Making sense of the referenda Just as Bern failed to explain the possible long-term impact of a positive vote to curb EU immigration, the Department of Defence also neglected to put across its case in support of the 18 May Gripen fighter vote. Given readers’ response, some for, others against, to a Le News story highlighting a critical Norwegian report on the Gripen, it is evident that this was never a clear-cut issue. There was simply too much obfuscation, even arrogance, within the ministry as to why Switzerland really needed the planes.
The irony is that, traditionally, most Swiss have tended to vote in support of whatever the army recommends. This time, however, they did not buy the argument. Global weapons’ sales, too, often have more to do with political or commercial lobbies than actual military requirements.

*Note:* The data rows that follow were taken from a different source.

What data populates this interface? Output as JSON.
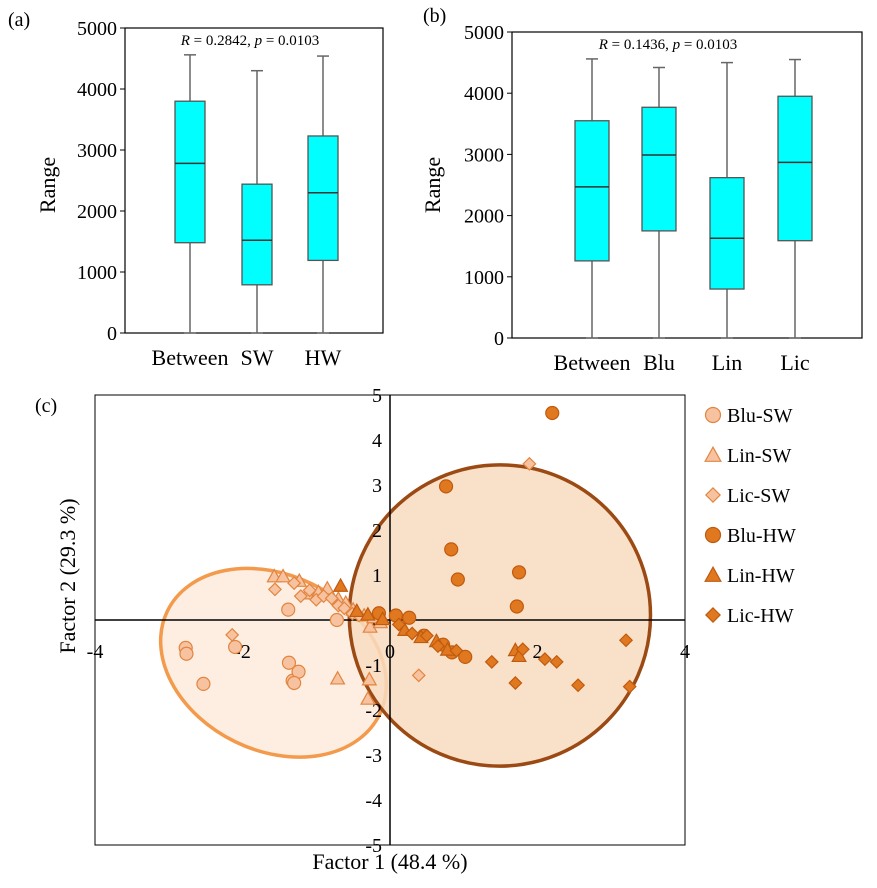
{
  "colors": {
    "box_fill": "#00FFFF",
    "sw_marker_fill": "#F7C2A0",
    "sw_marker_stroke": "#E2853F",
    "hw_marker_fill": "#E07820",
    "hw_marker_stroke": "#C05A0E",
    "sw_ellipse_stroke": "#F39A4C",
    "sw_ellipse_fill": "#FDEBDC",
    "hw_ellipse_stroke": "#9C4A14",
    "hw_ellipse_fill": "#F8DCC0"
  },
  "chart_data": [
    {
      "type": "box",
      "panel_label": "(a)",
      "annotation": {
        "r_label": "R",
        "r_value": " = 0.2842, ",
        "p_label": "p",
        "p_value": " = 0.0103"
      },
      "ylabel": "Range",
      "xlabel": "",
      "ylim": [
        0,
        5000
      ],
      "yticks": [
        0,
        1000,
        2000,
        3000,
        4000,
        5000
      ],
      "categories": [
        "Between",
        "SW",
        "HW"
      ],
      "boxes": [
        {
          "min": 0,
          "q1": 1480,
          "median": 2780,
          "q3": 3800,
          "max": 4560
        },
        {
          "min": 0,
          "q1": 790,
          "median": 1520,
          "q3": 2440,
          "max": 4300
        },
        {
          "min": 0,
          "q1": 1190,
          "median": 2300,
          "q3": 3230,
          "max": 4540
        }
      ]
    },
    {
      "type": "box",
      "panel_label": "(b)",
      "annotation": {
        "r_label": "R",
        "r_value": " = 0.1436, ",
        "p_label": "p",
        "p_value": " = 0.0103"
      },
      "ylabel": "Range",
      "xlabel": "",
      "ylim": [
        0,
        5000
      ],
      "yticks": [
        0,
        1000,
        2000,
        3000,
        4000,
        5000
      ],
      "categories": [
        "Between",
        "Blu",
        "Lin",
        "Lic"
      ],
      "boxes": [
        {
          "min": 0,
          "q1": 1260,
          "median": 2470,
          "q3": 3550,
          "max": 4560
        },
        {
          "min": 0,
          "q1": 1750,
          "median": 2990,
          "q3": 3770,
          "max": 4420
        },
        {
          "min": 0,
          "q1": 800,
          "median": 1630,
          "q3": 2620,
          "max": 4500
        },
        {
          "min": 0,
          "q1": 1590,
          "median": 2870,
          "q3": 3950,
          "max": 4550
        }
      ]
    },
    {
      "type": "scatter",
      "panel_label": "(c)",
      "xlabel": "Factor  1 (48.4 %)",
      "ylabel": "Factor  2 (29.3 %)",
      "xlim": [
        -4,
        4
      ],
      "ylim": [
        -5,
        5
      ],
      "xtick_labels": [
        {
          "x": -4,
          "label": "-4"
        },
        {
          "x": -2,
          "label": "-2"
        },
        {
          "x": 0,
          "label": "0"
        },
        {
          "x": 2,
          "label": "2"
        },
        {
          "x": 4,
          "label": "4"
        }
      ],
      "ytick_labels": [
        {
          "y": 5,
          "label": "5"
        },
        {
          "y": 4,
          "label": "4"
        },
        {
          "y": 3,
          "label": "3"
        },
        {
          "y": 2,
          "label": "2"
        },
        {
          "y": 1,
          "label": "1"
        },
        {
          "y": 0,
          "label": "0"
        },
        {
          "y": -1,
          "label": "-1"
        },
        {
          "y": -2,
          "label": "-2"
        },
        {
          "y": -3,
          "label": "-3"
        },
        {
          "y": -4,
          "label": "-4"
        },
        {
          "y": -5,
          "label": "-5"
        }
      ],
      "ellipses": [
        {
          "group": "SW",
          "cx": -1.58,
          "cy": -0.95,
          "rx": 1.6,
          "ry": 1.95,
          "angle_deg": 26
        },
        {
          "group": "HW",
          "cx": 1.49,
          "cy": 0.1,
          "rx": 2.04,
          "ry": 3.35,
          "angle_deg": 45
        }
      ],
      "series": [
        {
          "name": "Blu-SW",
          "marker": "circle",
          "style": "sw",
          "points": [
            [
              -2.77,
              -0.62
            ],
            [
              -2.76,
              -0.75
            ],
            [
              -2.53,
              -1.42
            ],
            [
              -2.1,
              -0.6
            ],
            [
              -1.37,
              -0.95
            ],
            [
              -1.32,
              -1.35
            ],
            [
              -1.24,
              -1.15
            ],
            [
              -1.3,
              -1.4
            ],
            [
              -1.38,
              0.23
            ],
            [
              -0.72,
              0.0
            ]
          ]
        },
        {
          "name": "Lin-SW",
          "marker": "triangle",
          "style": "sw",
          "points": [
            [
              -1.57,
              0.97
            ],
            [
              -1.45,
              0.97
            ],
            [
              -1.23,
              0.87
            ],
            [
              -1.12,
              0.59
            ],
            [
              -0.97,
              0.62
            ],
            [
              -0.85,
              0.7
            ],
            [
              -0.7,
              0.47
            ],
            [
              -0.6,
              0.38
            ],
            [
              -0.5,
              0.23
            ],
            [
              -0.35,
              0.1
            ],
            [
              -0.27,
              -0.15
            ],
            [
              -0.22,
              0.06
            ],
            [
              -0.71,
              -1.3
            ],
            [
              -0.28,
              -1.32
            ],
            [
              -0.3,
              -1.75
            ],
            [
              -0.13,
              -0.05
            ]
          ]
        },
        {
          "name": "Lic-SW",
          "marker": "diamond",
          "style": "sw",
          "points": [
            [
              -2.14,
              -0.33
            ],
            [
              -1.56,
              0.68
            ],
            [
              -1.3,
              0.82
            ],
            [
              -1.21,
              0.53
            ],
            [
              -1.09,
              0.66
            ],
            [
              -1.0,
              0.45
            ],
            [
              -0.9,
              0.53
            ],
            [
              -0.79,
              0.48
            ],
            [
              -0.7,
              0.32
            ],
            [
              -0.62,
              0.26
            ],
            [
              -0.51,
              0.14
            ],
            [
              -0.42,
              0.1
            ],
            [
              0.39,
              -1.23
            ],
            [
              1.89,
              3.47
            ]
          ]
        },
        {
          "name": "Blu-HW",
          "marker": "circle",
          "style": "hw",
          "points": [
            [
              2.2,
              4.6
            ],
            [
              0.76,
              2.97
            ],
            [
              0.83,
              1.57
            ],
            [
              0.92,
              0.9
            ],
            [
              1.75,
              1.06
            ],
            [
              1.72,
              0.3
            ],
            [
              -0.15,
              0.15
            ],
            [
              0.08,
              0.1
            ],
            [
              0.26,
              0.05
            ],
            [
              0.46,
              -0.35
            ],
            [
              0.72,
              -0.55
            ],
            [
              0.84,
              -0.72
            ],
            [
              1.02,
              -0.82
            ]
          ]
        },
        {
          "name": "Lin-HW",
          "marker": "triangle",
          "style": "hw",
          "points": [
            [
              -0.67,
              0.76
            ],
            [
              -0.45,
              0.2
            ],
            [
              -0.3,
              0.12
            ],
            [
              -0.1,
              0.02
            ],
            [
              0.2,
              -0.22
            ],
            [
              0.42,
              -0.38
            ],
            [
              0.63,
              -0.47
            ],
            [
              0.78,
              -0.66
            ],
            [
              1.7,
              -0.67
            ],
            [
              1.75,
              -0.8
            ]
          ]
        },
        {
          "name": "Lic-HW",
          "marker": "diamond",
          "style": "hw",
          "points": [
            [
              0.12,
              -0.1
            ],
            [
              0.3,
              -0.3
            ],
            [
              0.5,
              -0.35
            ],
            [
              0.65,
              -0.58
            ],
            [
              0.9,
              -0.68
            ],
            [
              1.38,
              -0.93
            ],
            [
              1.7,
              -1.4
            ],
            [
              1.8,
              -0.65
            ],
            [
              2.1,
              -0.87
            ],
            [
              2.26,
              -0.93
            ],
            [
              2.55,
              -1.45
            ],
            [
              3.2,
              -0.45
            ],
            [
              3.25,
              -1.48
            ]
          ]
        }
      ],
      "legend": {
        "position": "right",
        "entries": [
          "Blu-SW",
          "Lin-SW",
          "Lic-SW",
          "Blu-HW",
          "Lin-HW",
          "Lic-HW"
        ]
      }
    }
  ]
}
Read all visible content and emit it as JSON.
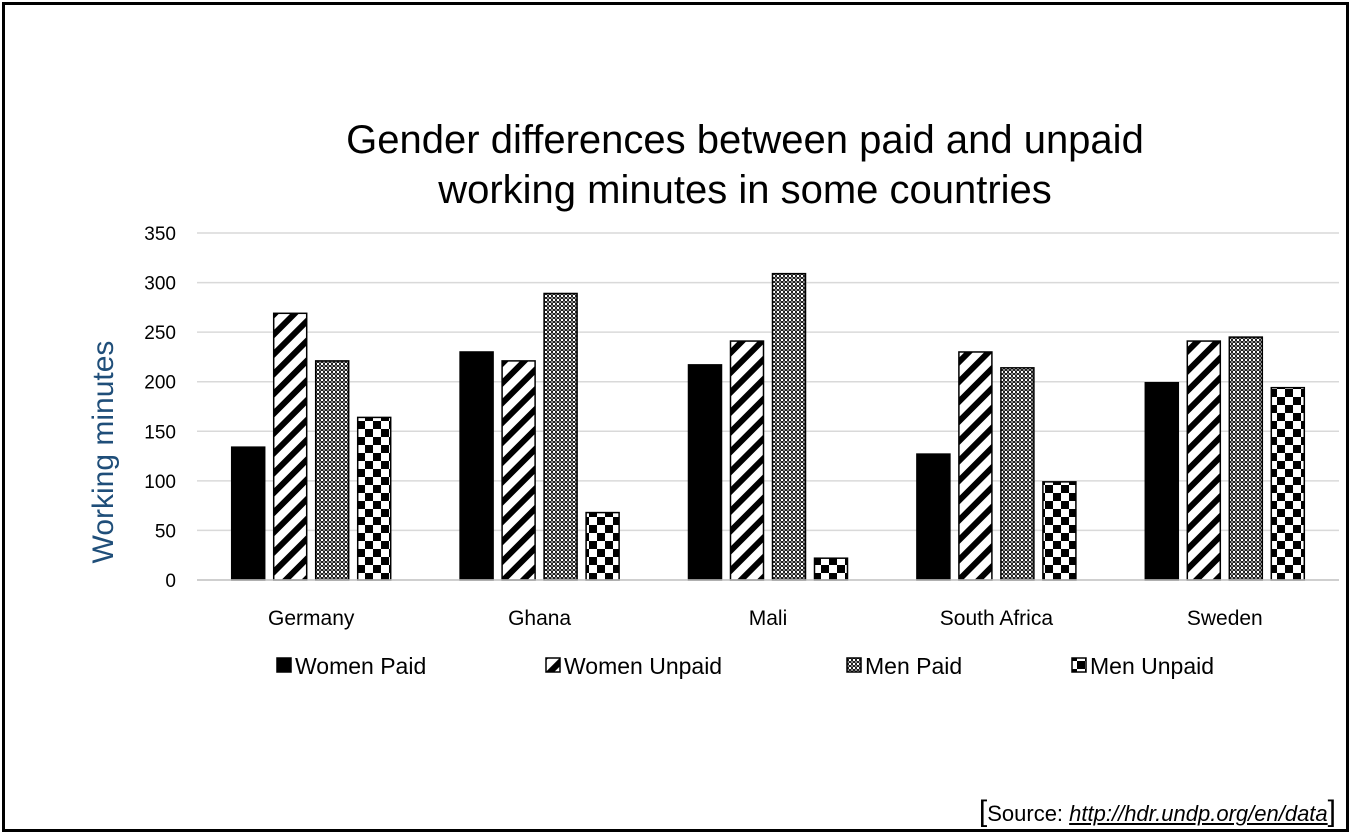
{
  "chart_data": {
    "type": "bar",
    "title_lines": [
      "Gender differences between paid and unpaid",
      "working minutes in some countries"
    ],
    "ylabel": "Working minutes",
    "xlabel": "",
    "ylim": [
      0,
      350
    ],
    "yticks": [
      0,
      50,
      100,
      150,
      200,
      250,
      300,
      350
    ],
    "grid": true,
    "legend_position": "bottom",
    "categories": [
      "Germany",
      "Ghana",
      "Mali",
      "South Africa",
      "Sweden"
    ],
    "series": [
      {
        "name": "Women Paid",
        "pattern": "solid",
        "values": [
          134,
          230,
          217,
          127,
          199
        ]
      },
      {
        "name": "Women Unpaid",
        "pattern": "diagonal-stripes",
        "values": [
          269,
          221,
          241,
          230,
          241
        ]
      },
      {
        "name": "Men Paid",
        "pattern": "fine-checker",
        "values": [
          221,
          289,
          309,
          214,
          245
        ]
      },
      {
        "name": "Men Unpaid",
        "pattern": "checkerboard",
        "values": [
          164,
          68,
          22,
          99,
          194
        ]
      }
    ]
  },
  "colors": {
    "axis_label": "#1f4e79",
    "bars": "#000000",
    "grid": "#d9d9d9"
  },
  "source": {
    "open_bracket": "[",
    "prefix": "Source: ",
    "link": "http://hdr.undp.org/en/data",
    "close_bracket": "]"
  }
}
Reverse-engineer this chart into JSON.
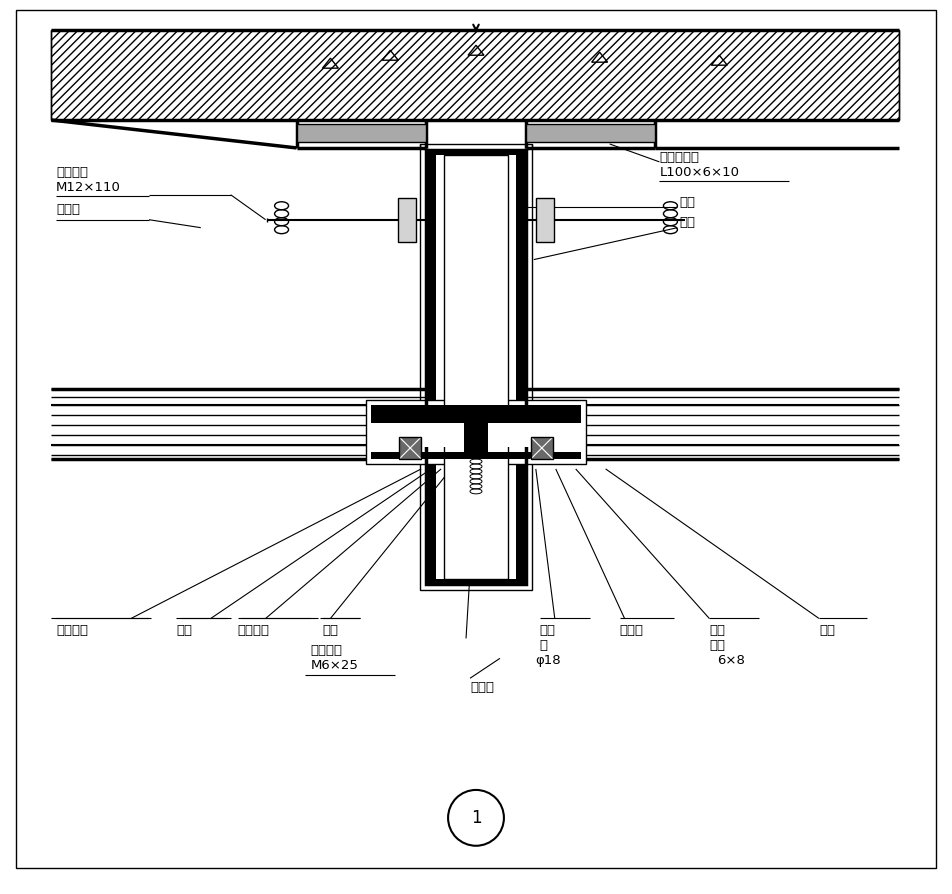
{
  "bg_color": "#ffffff",
  "line_color": "#000000",
  "fig_width": 9.52,
  "fig_height": 8.95,
  "title_circle": "1",
  "annotations": {
    "left": [
      {
        "lines": [
          "镀锌螺栓",
          "M12×110"
        ],
        "underline": true
      },
      {
        "lines": [
          "绝缘片"
        ],
        "underline": false
      }
    ],
    "right": [
      {
        "lines": [
          "立柱钢角码",
          "L100×6×10"
        ],
        "underline": true
      },
      {
        "lines": [
          "筒芯"
        ],
        "underline": false
      },
      {
        "lines": [
          "立柱"
        ],
        "underline": false
      }
    ],
    "bottom_left": [
      {
        "text": "中空玻璃"
      },
      {
        "text": "横梁"
      },
      {
        "text": "玻璃副框"
      },
      {
        "text": "压板"
      }
    ],
    "bottom_center": [
      {
        "lines": [
          "圆头螺钉",
          "M6×25"
        ],
        "underline": true
      },
      {
        "lines": [
          "耐候胶"
        ],
        "underline": false
      }
    ],
    "bottom_right": [
      {
        "lines": [
          "泡沫",
          "条",
          "φ18"
        ],
        "label": "泡沫条"
      },
      {
        "lines": [
          "结构胶"
        ],
        "label": "结构胶"
      },
      {
        "lines": [
          "双面",
          "胶贴",
          "6×8"
        ],
        "label": "双面胶贴"
      },
      {
        "lines": [
          "胶垫"
        ],
        "label": "胶垫"
      }
    ]
  }
}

Now is the time to engage in a proper debate regarding Switzerland’s position within Europe, both economically and security-wise. With an airforce that does not scramble until after breakfast, would it not be better for Switzerland to develop more shared resources and security with its neighbours? This needs to include threats superseding conventional warfare, notably cyber security and terrorism. As highlighted in Pamela Taylor’s piece on the inability of the Swiss to develop a national press, the same goes for how the Swiss see themselves, whether as a multilingual people sharing the same heritage, or as a country with deepening divides.